Introduction to PTLD

Post-TB lung disease refers to a chronic respiratory condition that occurs as a result of previous tuberculosis (TB) infection. The disease results in damage to the lungs, which can lead to symptoms such as shortness of breath, chest pain, and coughing. The First International Post-TB Lung Symposium met in 2019 and agreed on the following definition of PTLD:

‘Survivors with evidence of chronic respiratory abnormality, with or without symptoms, attributable at least in part to previous pulmonary TB.’

It has replaced the old names such as ‘post-pulmonary TB structural lung disease’

PTLD encompasses a heterogenous group of clinical patterns that are associated with varied clinical, physiological and radiological abnormalities.

The 2019 Post-TB Symposium proposed eight clinical patterns of PTLD:

1. TB-associated obstructive lung disease (FEV1/FVC <0.7 OR <LLN, thought primarily related to small airway disease)
2. Bronchiectasis (CT definition – evidence of airway dilatation > diameter of adjacent vessel, or non-tapering, or CXR definition – evidence of ring shadows and tramlines)
3. Parenchymal Cavitation (a gas-filled space either within an area of pulmonary consolidation or surrounded by a thin wall)
4. Parenchymal Destruction (extensive destruction of lung tissue, with a gas-filled space/collapsed parenchyma occupying the volume of >=1 lobe)
5. Parenchymal Fibrosis (area of parenchymal scarring with associated volume loss)
6. Chronic pleural disease (evidence if pleural thickening on CXR or CT imaging)
7. Pulmonary Hypertension (elevated pulmonary artery pressures, as estimated using Doppler echocardiography or measured right heart catheterisation)
8. Aspergillus-related lung disease (evidence of aspergilloma on imaging or chronic pulmonary aspergillosis on imaging and blood testing).

There is not yet evidence available on the physiology, prognosis or management for each specific clinical pattern of PTLD.

PTLD is the result of a complex interplay between host, organism and environmental factors and pathology and sequelae remain poorly understood.

Some survivors of pTB have no residual disease whilst others have severe cavitation, destruction, bronchiectasis etc. We are not sure why, but it likely involves genetic factors regulating the immune response in the pathogenesis of TB infection, key components being:

• Granuloma formation and resolution
• Cytokine production (TNFa and Interleukins)
• Transcription factors (e.g. Hypoxia-inducible factor)
• Enzymes (e.g. matrix metalloproteinases) – these are implicated in lung injury and remodelling

Perhaps when we can understand the immunopathogenesis further this may open the door to immune-modulating host-directed pTB and PTLD therapies.
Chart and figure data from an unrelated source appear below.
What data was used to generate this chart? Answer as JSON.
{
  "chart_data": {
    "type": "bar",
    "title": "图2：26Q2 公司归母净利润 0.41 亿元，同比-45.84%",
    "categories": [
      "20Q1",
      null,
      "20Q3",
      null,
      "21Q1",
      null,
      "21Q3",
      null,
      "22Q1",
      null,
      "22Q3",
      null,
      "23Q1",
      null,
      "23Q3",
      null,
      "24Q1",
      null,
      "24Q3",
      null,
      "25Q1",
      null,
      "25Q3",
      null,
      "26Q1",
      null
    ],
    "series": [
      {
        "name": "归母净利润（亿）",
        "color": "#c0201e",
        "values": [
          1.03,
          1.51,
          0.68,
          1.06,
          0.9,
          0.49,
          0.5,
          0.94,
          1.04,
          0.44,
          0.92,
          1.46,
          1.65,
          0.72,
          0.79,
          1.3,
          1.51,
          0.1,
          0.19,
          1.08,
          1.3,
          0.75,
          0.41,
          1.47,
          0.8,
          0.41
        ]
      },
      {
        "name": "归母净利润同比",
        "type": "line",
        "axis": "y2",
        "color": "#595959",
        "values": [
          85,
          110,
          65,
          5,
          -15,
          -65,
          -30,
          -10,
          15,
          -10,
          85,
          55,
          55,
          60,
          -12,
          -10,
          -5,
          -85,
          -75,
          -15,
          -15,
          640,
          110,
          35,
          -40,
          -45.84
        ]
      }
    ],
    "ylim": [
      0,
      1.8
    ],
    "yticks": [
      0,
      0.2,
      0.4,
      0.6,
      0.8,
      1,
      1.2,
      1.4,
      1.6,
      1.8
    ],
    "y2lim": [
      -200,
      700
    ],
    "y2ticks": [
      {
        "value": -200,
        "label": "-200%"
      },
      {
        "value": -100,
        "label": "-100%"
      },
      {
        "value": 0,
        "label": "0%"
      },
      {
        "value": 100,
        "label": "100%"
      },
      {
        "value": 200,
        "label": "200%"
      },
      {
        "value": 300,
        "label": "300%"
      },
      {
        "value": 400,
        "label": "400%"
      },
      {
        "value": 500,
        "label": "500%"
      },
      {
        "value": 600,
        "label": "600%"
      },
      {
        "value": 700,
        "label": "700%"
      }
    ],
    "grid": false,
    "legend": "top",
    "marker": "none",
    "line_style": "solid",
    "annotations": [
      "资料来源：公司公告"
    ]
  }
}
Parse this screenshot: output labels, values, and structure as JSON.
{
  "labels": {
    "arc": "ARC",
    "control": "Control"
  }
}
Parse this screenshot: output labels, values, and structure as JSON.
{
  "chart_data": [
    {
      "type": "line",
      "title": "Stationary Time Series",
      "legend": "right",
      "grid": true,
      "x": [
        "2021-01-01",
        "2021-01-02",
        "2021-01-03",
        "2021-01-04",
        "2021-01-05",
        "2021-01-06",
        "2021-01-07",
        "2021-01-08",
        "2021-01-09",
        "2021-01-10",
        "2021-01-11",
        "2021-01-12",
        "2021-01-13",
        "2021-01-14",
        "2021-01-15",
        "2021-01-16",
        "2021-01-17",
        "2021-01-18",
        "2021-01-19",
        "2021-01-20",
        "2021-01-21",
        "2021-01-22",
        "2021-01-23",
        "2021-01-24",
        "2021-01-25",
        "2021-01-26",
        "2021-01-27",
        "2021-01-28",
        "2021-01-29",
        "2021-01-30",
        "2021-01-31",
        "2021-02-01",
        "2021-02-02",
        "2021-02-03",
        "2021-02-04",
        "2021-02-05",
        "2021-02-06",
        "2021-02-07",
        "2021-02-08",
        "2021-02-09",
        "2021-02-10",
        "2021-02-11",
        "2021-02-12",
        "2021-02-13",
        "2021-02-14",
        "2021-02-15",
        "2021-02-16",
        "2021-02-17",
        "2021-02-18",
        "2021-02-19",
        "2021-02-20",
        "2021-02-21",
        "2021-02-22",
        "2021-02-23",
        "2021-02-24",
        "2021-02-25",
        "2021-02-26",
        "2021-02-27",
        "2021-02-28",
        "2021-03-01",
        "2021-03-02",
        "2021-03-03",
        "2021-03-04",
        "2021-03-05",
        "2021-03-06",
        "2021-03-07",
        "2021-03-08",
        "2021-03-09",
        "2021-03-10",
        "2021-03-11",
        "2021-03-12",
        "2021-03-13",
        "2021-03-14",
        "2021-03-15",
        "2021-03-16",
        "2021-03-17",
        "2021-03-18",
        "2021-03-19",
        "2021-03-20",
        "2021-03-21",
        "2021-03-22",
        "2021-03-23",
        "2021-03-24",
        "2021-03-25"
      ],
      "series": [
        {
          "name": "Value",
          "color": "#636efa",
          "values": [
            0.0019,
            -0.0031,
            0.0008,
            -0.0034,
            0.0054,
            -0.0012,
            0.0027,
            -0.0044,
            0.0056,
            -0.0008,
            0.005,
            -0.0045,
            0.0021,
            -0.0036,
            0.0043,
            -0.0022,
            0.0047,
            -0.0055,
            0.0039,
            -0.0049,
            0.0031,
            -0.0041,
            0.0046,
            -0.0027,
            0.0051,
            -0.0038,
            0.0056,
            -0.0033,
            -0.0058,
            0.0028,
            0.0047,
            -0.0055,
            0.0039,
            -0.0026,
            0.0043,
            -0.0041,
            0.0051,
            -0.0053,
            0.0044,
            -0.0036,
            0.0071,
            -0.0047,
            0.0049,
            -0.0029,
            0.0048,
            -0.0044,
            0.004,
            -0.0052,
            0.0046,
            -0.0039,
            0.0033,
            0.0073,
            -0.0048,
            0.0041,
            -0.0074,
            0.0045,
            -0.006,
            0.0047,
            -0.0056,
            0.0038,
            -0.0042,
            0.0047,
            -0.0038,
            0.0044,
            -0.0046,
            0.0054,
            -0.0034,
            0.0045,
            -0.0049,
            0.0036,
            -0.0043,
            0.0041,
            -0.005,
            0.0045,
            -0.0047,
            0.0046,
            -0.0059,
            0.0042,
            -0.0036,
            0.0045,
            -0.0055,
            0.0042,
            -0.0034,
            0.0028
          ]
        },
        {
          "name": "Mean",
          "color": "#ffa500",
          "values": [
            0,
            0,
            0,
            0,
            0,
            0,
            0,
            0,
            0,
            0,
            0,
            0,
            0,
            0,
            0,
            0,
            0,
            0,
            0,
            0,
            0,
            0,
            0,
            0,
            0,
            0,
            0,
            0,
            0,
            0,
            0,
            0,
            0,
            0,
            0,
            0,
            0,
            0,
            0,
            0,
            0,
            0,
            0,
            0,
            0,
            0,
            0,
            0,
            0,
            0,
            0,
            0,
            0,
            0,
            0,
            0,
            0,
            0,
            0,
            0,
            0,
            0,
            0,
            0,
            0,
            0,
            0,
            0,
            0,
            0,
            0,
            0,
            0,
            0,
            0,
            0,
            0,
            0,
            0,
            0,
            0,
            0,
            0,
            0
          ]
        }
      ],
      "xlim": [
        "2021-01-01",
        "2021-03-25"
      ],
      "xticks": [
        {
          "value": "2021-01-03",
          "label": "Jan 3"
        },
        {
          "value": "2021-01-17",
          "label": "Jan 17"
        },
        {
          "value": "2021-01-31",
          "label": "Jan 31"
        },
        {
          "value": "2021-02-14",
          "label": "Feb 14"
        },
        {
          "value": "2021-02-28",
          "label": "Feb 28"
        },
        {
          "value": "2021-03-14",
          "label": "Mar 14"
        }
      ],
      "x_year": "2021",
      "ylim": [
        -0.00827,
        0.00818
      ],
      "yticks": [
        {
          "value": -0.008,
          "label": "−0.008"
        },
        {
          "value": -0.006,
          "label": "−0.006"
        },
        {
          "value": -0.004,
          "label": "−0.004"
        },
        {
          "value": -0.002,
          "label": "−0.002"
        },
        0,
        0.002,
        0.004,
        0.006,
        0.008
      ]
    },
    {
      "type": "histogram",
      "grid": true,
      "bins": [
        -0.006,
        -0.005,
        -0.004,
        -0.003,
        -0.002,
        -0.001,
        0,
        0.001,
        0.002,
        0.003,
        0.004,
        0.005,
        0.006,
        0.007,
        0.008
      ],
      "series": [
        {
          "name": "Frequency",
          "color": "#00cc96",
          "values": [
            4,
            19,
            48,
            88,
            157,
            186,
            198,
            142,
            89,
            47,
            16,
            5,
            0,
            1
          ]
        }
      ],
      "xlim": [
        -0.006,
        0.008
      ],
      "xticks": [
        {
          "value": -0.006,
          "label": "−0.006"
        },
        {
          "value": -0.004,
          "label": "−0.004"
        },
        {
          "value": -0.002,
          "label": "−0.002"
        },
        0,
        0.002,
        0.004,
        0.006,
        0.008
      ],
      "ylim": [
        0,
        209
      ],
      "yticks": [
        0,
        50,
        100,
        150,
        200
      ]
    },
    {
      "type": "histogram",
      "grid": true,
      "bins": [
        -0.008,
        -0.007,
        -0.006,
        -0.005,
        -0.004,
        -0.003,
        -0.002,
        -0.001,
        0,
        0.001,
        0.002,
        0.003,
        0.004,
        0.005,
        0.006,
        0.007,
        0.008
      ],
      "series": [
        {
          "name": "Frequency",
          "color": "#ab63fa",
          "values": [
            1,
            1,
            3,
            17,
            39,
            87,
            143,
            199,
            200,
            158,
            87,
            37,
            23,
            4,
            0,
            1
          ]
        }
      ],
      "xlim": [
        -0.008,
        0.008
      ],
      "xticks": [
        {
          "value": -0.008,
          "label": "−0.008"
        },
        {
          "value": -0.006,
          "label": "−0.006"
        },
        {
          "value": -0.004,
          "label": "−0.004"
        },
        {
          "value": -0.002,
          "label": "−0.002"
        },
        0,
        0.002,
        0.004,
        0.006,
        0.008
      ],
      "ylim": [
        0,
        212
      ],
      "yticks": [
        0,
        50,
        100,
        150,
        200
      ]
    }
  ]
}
The prognosis for people with post-TB lung disease can vary depending on the extent of lung damage and the presence of other medical conditions. In general, the earlier the disease is diagnosed and treated, the better the outcome is likely to be. However, even with treatment, some people may experience long-term breathing problems and a decreased ability to exercise. In cases where the lung damage is severe, the prognosis may be more guarded. Thus far it has been shown that people with PTLD have:

• Higher mortality (3-to-6 fold compared to the general population)
• Persistent chronic airflow obstruction (2-to-4-fold higher odds compared to those without previous TB)
• Persistent disabling chest symptoms that interfere with the ability to work (in fact it’s estimated nearly 50% of DALY’s due to TB are attributed to post-tuberculosis sequalae!)

Don’t worry your detective skills have not failed you…

Unfortunately PTLD does not yet find it’s way into global targets or political declarations. There has definitely been an expansion of interest in PTLD in recent years however it remains under-recognised and under-researched global health concern. The targets set by WHO are aimed at reducing the number of new TB cases and deaths, and by achieving these targets, the number of people who develop post-TB lung disease would also be expected to decrease.

End TB targets refer to the targets set by the World Health Organization (WHO) to end the tuberculosis (TB) epidemic by 2035. These targets include reducing TB deaths by 95% and cutting new TB cases by 90% compared to 2015 levels.

The targets for TB control are:

• To diagnose at least 70% of the estimated number of new TB cases
• To treat at least 85% of the diagnosed cases
• To achieve a TB death rate of less than 10% of the number of diagnosed cases
• To treat at least 30% of the estimated number of cases of drug-resistant TB

By achieving these targets, the number of people affected by TB and its sequelae, such as post-TB lung disease, would be expected to decrease, thus improving the overall health of the population.